When asked if I would feel welcomed to become a sister of St. Francis' Covent neighboring by, how could I refuse? Not only did I feel obliged to thank Father Levi, but it seemed as if His voice called to me.

As the years rolled on and I became accustomed to the simple life in a convent, I befriended many of the nuns. They did not shame me for my past nor treat me as any lesser, but in time I did learn why my former pimp had fled the cathedral: Father Levi was greatly feared and respected in Manhattan City's criminal underworld--and in time, the rest of the country. He specialized in an extensive information brokering network to the right furs who could pay for the right information. So long as what they requested did not break a few significant rules. No weapons in his church, or churches, the clients mustn't be disrespectful regarding religion within the walls, the 'payment' would always be in the form of laundered tithes, and Father Levi would not divulge information if it interfered with his sacramental seal of confession. Whatever other clients asked, he would not divulge.

The criminals aware of such an open secret jokingly called him, "The Mister Rogers of the Criminal World."
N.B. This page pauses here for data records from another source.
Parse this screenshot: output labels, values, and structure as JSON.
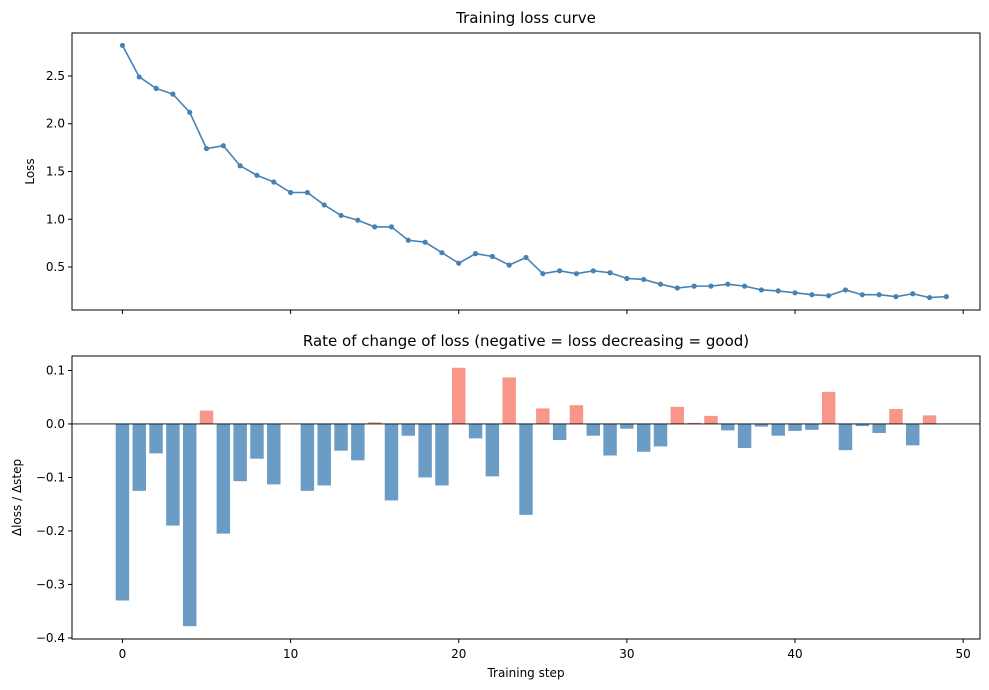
{
  "chart_data": [
    {
      "type": "line",
      "title": "Training loss curve",
      "xlabel": "",
      "ylabel": "Loss",
      "xlim": [
        -3,
        51
      ],
      "ylim": [
        0.05,
        2.95
      ],
      "x_ticks": [
        0,
        10,
        20,
        30,
        40,
        50
      ],
      "show_x_tick_labels": false,
      "y_ticks": [
        0.5,
        1.0,
        1.5,
        2.0,
        2.5
      ],
      "y_tick_labels": [
        "0.5",
        "1.0",
        "1.5",
        "2.0",
        "2.5"
      ],
      "grid": false,
      "color": "#4682b4",
      "x": [
        0,
        1,
        2,
        3,
        4,
        5,
        6,
        7,
        8,
        9,
        10,
        11,
        12,
        13,
        14,
        15,
        16,
        17,
        18,
        19,
        20,
        21,
        22,
        23,
        24,
        25,
        26,
        27,
        28,
        29,
        30,
        31,
        32,
        33,
        34,
        35,
        36,
        37,
        38,
        39,
        40,
        41,
        42,
        43,
        44,
        45,
        46,
        47,
        48,
        49
      ],
      "values": [
        2.82,
        2.49,
        2.37,
        2.31,
        2.12,
        1.74,
        1.77,
        1.56,
        1.46,
        1.39,
        1.28,
        1.28,
        1.15,
        1.04,
        0.99,
        0.92,
        0.92,
        0.78,
        0.76,
        0.65,
        0.54,
        0.64,
        0.61,
        0.52,
        0.6,
        0.43,
        0.46,
        0.43,
        0.46,
        0.44,
        0.38,
        0.37,
        0.32,
        0.28,
        0.3,
        0.3,
        0.32,
        0.3,
        0.26,
        0.25,
        0.23,
        0.21,
        0.2,
        0.26,
        0.21,
        0.21,
        0.19,
        0.22,
        0.18,
        0.19
      ]
    },
    {
      "type": "bar",
      "title": "Rate of change of loss (negative = loss decreasing = good)",
      "xlabel": "Training step",
      "ylabel": "Δloss / Δstep",
      "xlim": [
        -3,
        51
      ],
      "ylim": [
        -0.402,
        0.127
      ],
      "x_ticks": [
        0,
        10,
        20,
        30,
        40,
        50
      ],
      "x_tick_labels": [
        "0",
        "10",
        "20",
        "30",
        "40",
        "50"
      ],
      "y_ticks": [
        -0.4,
        -0.3,
        -0.2,
        -0.1,
        0.0,
        0.1
      ],
      "y_tick_labels": [
        "−0.4",
        "−0.3",
        "−0.2",
        "−0.1",
        "0.0",
        "0.1"
      ],
      "zero_line": true,
      "grid": false,
      "negative_color": "#6b9cc6",
      "positive_color": "#f8968a",
      "x": [
        0,
        1,
        2,
        3,
        4,
        5,
        6,
        7,
        8,
        9,
        10,
        11,
        12,
        13,
        14,
        15,
        16,
        17,
        18,
        19,
        20,
        21,
        22,
        23,
        24,
        25,
        26,
        27,
        28,
        29,
        30,
        31,
        32,
        33,
        34,
        35,
        36,
        37,
        38,
        39,
        40,
        41,
        42,
        43,
        44,
        45,
        46,
        47,
        48,
        49
      ],
      "values": [
        -0.33,
        -0.125,
        -0.055,
        -0.19,
        -0.378,
        0.025,
        -0.205,
        -0.107,
        -0.065,
        -0.113,
        0.0,
        -0.125,
        -0.115,
        -0.05,
        -0.068,
        0.003,
        -0.143,
        -0.022,
        -0.1,
        -0.115,
        0.105,
        -0.027,
        -0.098,
        0.087,
        -0.17,
        0.029,
        -0.03,
        0.035,
        -0.022,
        -0.059,
        -0.009,
        -0.052,
        -0.042,
        0.032,
        0.002,
        0.015,
        -0.012,
        -0.045,
        -0.005,
        -0.022,
        -0.013,
        -0.011,
        0.06,
        -0.049,
        -0.004,
        -0.017,
        0.028,
        -0.04,
        0.016,
        0.0
      ]
    }
  ]
}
Although the only furs who knew his secret origins were his devoted wife, a wonderfully understanding tigress I had the pleasure to repeatedly speak with, and his eldest son, Abraham (the same clergyman whom I first encountered), what could not be debated was the Siberian tiger's devotion to the Will of God. A large portion of the tithes made from the underground network would be donated to various charities. While I always sensed this lingering, unfound rage quelled beneath the older feline's exterior, he never spoke an unkind word, was incredibly polite to all furs who attended Sunday Mass, held an unnatural sympathy to me after I explained my life story to such a man, yet held this confident smile that let me know I was meant to find him and start anew within St. Francis' holy walls.

Years passed, and I never regretted the decision.